共産党員に古本屋を奨めた脊山藤吉

 『自伝 不折の道』(昭和49年10月)は脊山藤吉が自分史を綴った私家本。200頁に満たない小ぶりのもの。しかしお仕事が左翼、右翼などの思想を取り締まる兵庫県特高課勤務の警察官。のちに内務省警保局保安課。思想捜査の実際がわかる。

その頃左翼運動の取締は益々強化され、上海航路の船内や、東海道線の列車内で移動警察官が乗込み乗客の査察を行うようになって居た。私も時々これに乗り込んで直接査察したことも有った。旅行者はその所持品を見れば概ね旅行の目的が推察されるもので、法科や経済の学生が左翼の本、例えば史的唯物論を読んで居たからと云って別に注意はしなかったが、医科の学生がこれを読んで居る場合は軽く注意を与え、若し組織論や、戦略戦術の書物を読んで居る場合は学部の如何を問わず一応訊問して住所氏名を調べた上、関係府県へ通報する措置を取ったものである。

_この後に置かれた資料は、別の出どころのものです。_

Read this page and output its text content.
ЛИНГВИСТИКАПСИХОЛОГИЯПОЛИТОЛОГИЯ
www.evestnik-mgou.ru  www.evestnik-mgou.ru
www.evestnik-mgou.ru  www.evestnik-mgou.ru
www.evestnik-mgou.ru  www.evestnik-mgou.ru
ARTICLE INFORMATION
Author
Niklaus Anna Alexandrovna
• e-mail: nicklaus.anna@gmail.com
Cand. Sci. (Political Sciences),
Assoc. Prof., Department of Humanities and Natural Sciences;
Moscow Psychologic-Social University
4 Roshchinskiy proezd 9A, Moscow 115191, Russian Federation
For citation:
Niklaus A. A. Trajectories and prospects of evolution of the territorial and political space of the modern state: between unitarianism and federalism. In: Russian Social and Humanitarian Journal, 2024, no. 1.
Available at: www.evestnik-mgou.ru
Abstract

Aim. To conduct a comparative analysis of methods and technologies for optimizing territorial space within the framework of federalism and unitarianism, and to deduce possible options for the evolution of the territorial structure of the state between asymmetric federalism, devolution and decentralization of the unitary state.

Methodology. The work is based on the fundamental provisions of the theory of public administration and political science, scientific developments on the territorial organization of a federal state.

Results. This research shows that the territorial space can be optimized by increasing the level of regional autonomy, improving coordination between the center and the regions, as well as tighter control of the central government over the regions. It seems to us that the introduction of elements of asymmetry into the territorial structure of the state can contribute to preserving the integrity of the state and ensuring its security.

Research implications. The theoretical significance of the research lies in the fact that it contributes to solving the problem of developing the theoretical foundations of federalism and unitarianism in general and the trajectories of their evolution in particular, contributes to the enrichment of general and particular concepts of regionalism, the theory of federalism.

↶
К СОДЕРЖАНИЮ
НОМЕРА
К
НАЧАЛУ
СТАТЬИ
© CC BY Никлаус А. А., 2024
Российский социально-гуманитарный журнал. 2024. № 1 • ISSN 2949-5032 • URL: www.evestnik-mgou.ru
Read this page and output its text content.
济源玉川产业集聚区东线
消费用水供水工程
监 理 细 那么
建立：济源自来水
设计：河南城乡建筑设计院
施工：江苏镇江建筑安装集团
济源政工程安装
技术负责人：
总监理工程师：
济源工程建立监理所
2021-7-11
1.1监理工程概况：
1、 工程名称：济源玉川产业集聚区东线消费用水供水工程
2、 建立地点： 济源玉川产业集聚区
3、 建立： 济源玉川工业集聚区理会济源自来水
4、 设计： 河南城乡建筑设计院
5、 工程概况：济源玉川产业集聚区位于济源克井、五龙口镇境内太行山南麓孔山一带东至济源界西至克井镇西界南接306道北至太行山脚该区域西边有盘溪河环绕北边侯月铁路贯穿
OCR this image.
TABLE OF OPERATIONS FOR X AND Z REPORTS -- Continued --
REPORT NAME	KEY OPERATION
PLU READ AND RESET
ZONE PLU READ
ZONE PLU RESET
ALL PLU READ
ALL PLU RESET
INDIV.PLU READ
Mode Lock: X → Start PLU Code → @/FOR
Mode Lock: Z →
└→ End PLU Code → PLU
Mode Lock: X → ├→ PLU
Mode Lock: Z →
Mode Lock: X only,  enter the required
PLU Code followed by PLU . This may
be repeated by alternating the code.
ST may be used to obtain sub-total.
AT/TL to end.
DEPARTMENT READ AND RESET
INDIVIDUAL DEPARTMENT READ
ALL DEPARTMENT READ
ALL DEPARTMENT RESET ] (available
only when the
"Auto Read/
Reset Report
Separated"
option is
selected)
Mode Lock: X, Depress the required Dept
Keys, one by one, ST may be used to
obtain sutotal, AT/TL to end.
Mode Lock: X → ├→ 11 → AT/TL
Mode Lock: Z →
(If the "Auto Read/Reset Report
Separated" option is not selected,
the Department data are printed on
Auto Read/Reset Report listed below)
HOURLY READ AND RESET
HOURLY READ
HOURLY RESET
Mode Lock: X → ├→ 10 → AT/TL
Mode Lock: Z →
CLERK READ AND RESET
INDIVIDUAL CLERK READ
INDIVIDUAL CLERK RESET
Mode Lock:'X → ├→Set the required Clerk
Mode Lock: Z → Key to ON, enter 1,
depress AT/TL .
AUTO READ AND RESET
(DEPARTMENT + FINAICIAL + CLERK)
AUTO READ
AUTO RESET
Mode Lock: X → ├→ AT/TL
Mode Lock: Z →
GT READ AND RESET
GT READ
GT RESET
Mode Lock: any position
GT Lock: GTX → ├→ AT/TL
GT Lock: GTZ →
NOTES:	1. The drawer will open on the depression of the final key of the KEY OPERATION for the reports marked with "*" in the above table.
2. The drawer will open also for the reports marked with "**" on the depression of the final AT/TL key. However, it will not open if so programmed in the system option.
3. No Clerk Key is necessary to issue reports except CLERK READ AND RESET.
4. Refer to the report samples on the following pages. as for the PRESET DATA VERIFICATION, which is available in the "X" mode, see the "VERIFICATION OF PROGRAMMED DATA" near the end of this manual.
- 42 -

 本の書名だけではなく、どんな素性の者が読んでゐるのかも考慮して行ってゐた。
 
 上司や思想検事も左翼思想には無知だったが、脊山は相手のことを知らうとした。京都帝大から共産党に入り、二年間緘黙してゐた容疑者とも会話し、彼から教はったマルクスエンゲルス服部之総河上肇の本も読んだ。哲学関係はさっぱりだったが、とにかく読んだ。
 
警保局時代。

 私は時々調査室へ行き古賀君を訪ねて意見の交換をしたものであるが、此処には発売、頒布禁止の書籍が沢山あって、二年を経過すると焼き捨てる習わしではあるが、焼くには惜しい貴重な著書もあり、時々借りて読んだものであった。

 発禁書も借りて読めたのか。
 神兵隊事件関係者らしい者が、エンゲルスの本を持ってゐたのでただの左翼崩れだったとわかったといふこともあった。
 頭山翁もでてくる。

加藤さんと云う事務官が二・二六事件に関係した松田と云う男を知ってるだろう、東京へ呼び寄せることは出来ないだろうかと云うのであった。私は彼を取調べた関係で知り合って居たので、神戸へ行き彼を訪ねて其旨[伝]えたら彼は早速上京して来た。彼の実兄は当時日本経済新聞論説委員をして居るとかで、頭山満と昵懇な支那通であって近衛公と平沼総理を引合わせた政界の影の人であったそうである。

 
 戦後に警察をやめてから、共産党員が、党勢を伸ばすにはどうすればよいかと相談に来た。そこで脊山が奨めたのが古本屋の開業だ。

共産党が事業主から寄附を仰ぐと云うことは邪道である[。]運動資金の寄附を仰ぐと云うのでは無く、所謂シンパ層から古本を寄贈して貰い、戦災で書籍が焼き払われている今日であるから古本屋を開業して、其の収入で賄ったらよいのでは無いか。若しそうするようなら私の家の古本も全部出しましょう、と云った。

 終戦直後の古本屋は注目の職業だった。
 時宜に見合った提案だったが、結局これは実現しなかった。